Les coliques du nourrisson, une variante de la migraine ?

Une étude associant les coliques du nourrisson au développement ultérieur de migraines pourrait modifier l’approche de cette maladie bénigne mais épuisante pour les parents et les nouveau-nés.

«Ma fille pleure 10 à 16 heures par jour…» ; «Je désespère en voyant mon bébé souffrir autant» ; «J’ai vu trois médecins différents et ils m’ont dit la même chose: ça va passer. Mais ce ne sont pas eux qui supportent les pleurs!». Les parents dont le nourrisson souffre de coliques racontent tous la même histoire: le bébé a visiblement mal au ventre, il pleure énormément.Les remèdes testés fonctionnent très inégalement, et les parents, désemparés, s’arrachent les cheveux. Cette maladie bénigne du nouveau-né disparaît au bout de quelques mois sans séquelles chez l’enfant mais elle comporte des parts d’ombre qui la rendent difficile à soigner. Une étude parue mercredi dans le Journal of the American Medical Association (JAMA) met en évidence un lien peu exploré avec la migraine, ce qui pourrait aider à améliorer le traitement des coliques.

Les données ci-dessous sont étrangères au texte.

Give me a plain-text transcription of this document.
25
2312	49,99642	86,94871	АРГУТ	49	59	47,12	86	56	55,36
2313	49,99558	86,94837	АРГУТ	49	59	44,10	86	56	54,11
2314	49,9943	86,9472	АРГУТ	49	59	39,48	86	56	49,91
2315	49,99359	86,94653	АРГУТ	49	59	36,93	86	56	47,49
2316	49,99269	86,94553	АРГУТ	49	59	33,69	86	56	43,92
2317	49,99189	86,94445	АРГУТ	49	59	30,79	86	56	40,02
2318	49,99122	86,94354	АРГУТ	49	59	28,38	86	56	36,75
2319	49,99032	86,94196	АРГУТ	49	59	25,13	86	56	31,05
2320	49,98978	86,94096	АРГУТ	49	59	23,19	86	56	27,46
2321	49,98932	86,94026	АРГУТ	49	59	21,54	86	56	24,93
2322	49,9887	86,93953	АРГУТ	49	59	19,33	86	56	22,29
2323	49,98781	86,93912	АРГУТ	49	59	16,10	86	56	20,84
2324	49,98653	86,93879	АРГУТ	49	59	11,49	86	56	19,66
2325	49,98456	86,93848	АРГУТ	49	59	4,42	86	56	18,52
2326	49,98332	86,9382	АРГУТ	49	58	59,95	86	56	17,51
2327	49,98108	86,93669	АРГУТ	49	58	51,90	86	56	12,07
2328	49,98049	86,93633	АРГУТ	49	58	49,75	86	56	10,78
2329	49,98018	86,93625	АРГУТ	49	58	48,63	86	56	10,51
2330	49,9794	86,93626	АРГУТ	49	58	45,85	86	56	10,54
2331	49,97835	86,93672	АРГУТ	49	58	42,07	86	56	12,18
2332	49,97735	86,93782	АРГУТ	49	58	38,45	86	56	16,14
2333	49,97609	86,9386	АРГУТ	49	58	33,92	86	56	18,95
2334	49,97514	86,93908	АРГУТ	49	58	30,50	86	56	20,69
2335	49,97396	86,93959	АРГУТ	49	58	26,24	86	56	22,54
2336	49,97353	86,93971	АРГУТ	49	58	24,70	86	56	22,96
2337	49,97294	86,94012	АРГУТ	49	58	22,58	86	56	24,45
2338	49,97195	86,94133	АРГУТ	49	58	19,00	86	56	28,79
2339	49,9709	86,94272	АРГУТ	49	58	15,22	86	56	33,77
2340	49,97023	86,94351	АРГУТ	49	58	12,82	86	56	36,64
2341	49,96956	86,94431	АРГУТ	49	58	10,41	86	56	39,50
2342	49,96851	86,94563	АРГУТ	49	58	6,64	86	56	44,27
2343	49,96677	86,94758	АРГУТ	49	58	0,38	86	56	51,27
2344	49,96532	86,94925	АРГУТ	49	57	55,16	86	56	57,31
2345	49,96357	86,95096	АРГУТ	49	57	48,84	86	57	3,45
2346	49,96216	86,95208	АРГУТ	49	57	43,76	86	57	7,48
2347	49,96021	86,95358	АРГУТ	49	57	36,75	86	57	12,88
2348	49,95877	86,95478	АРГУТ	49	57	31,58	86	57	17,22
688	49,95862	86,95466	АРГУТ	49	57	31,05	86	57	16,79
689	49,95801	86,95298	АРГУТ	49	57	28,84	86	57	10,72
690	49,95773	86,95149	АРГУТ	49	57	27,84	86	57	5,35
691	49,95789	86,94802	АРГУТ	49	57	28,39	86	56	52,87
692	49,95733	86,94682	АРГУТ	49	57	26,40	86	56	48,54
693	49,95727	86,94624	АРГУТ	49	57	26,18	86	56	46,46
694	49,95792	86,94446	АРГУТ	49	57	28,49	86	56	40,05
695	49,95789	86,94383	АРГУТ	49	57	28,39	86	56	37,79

Ces travaux conduits au printemps 2012 établissent de façon très nette un lien entre l’existence de coliques à la naissance et l’apparition de migraines chez l’enfant. L’observation de 679 enfants auscultés aux urgences pédiatriques à Paris et dans les deux villes italiennes Milan et Udine, a permis d’établir que 76% des enfants migraineux avaient souffert, plus jeunes, de coliques, contre seulement 26% des enfants non-migraineux. «Nous nous attendions trouver une corrélation, mais pas aussi forte», confie au Figaro le Dr Luigi Titomanlio, co-auteur de l’étude, pédiatre urgentiste à l’hôpital Robert-Debré à Paris.

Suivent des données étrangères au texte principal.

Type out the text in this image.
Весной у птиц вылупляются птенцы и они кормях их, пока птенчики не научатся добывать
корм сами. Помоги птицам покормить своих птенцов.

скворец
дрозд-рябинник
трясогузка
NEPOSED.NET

Des remèdes souvent non-médicamenteux

La migraine est une pathologie assez bien connue aujourd’hui. «On sait que cette douleur pulsatile résulte d’une inflammation des vaisseaux sanguins entourant le cerveau, explique le Dr Titomanlio. Nos travaux laissent penser qu’on pourrait s’être trompés sur la cause des coliques: on pensait qu’elle était gastro-intestinale, mais elle pourrait être, à l’instar des migraines dont elles paraissent être précurseurs, neurologique, provoquant une inflammation des terminaisons nerveuses au niveau de l’intestin».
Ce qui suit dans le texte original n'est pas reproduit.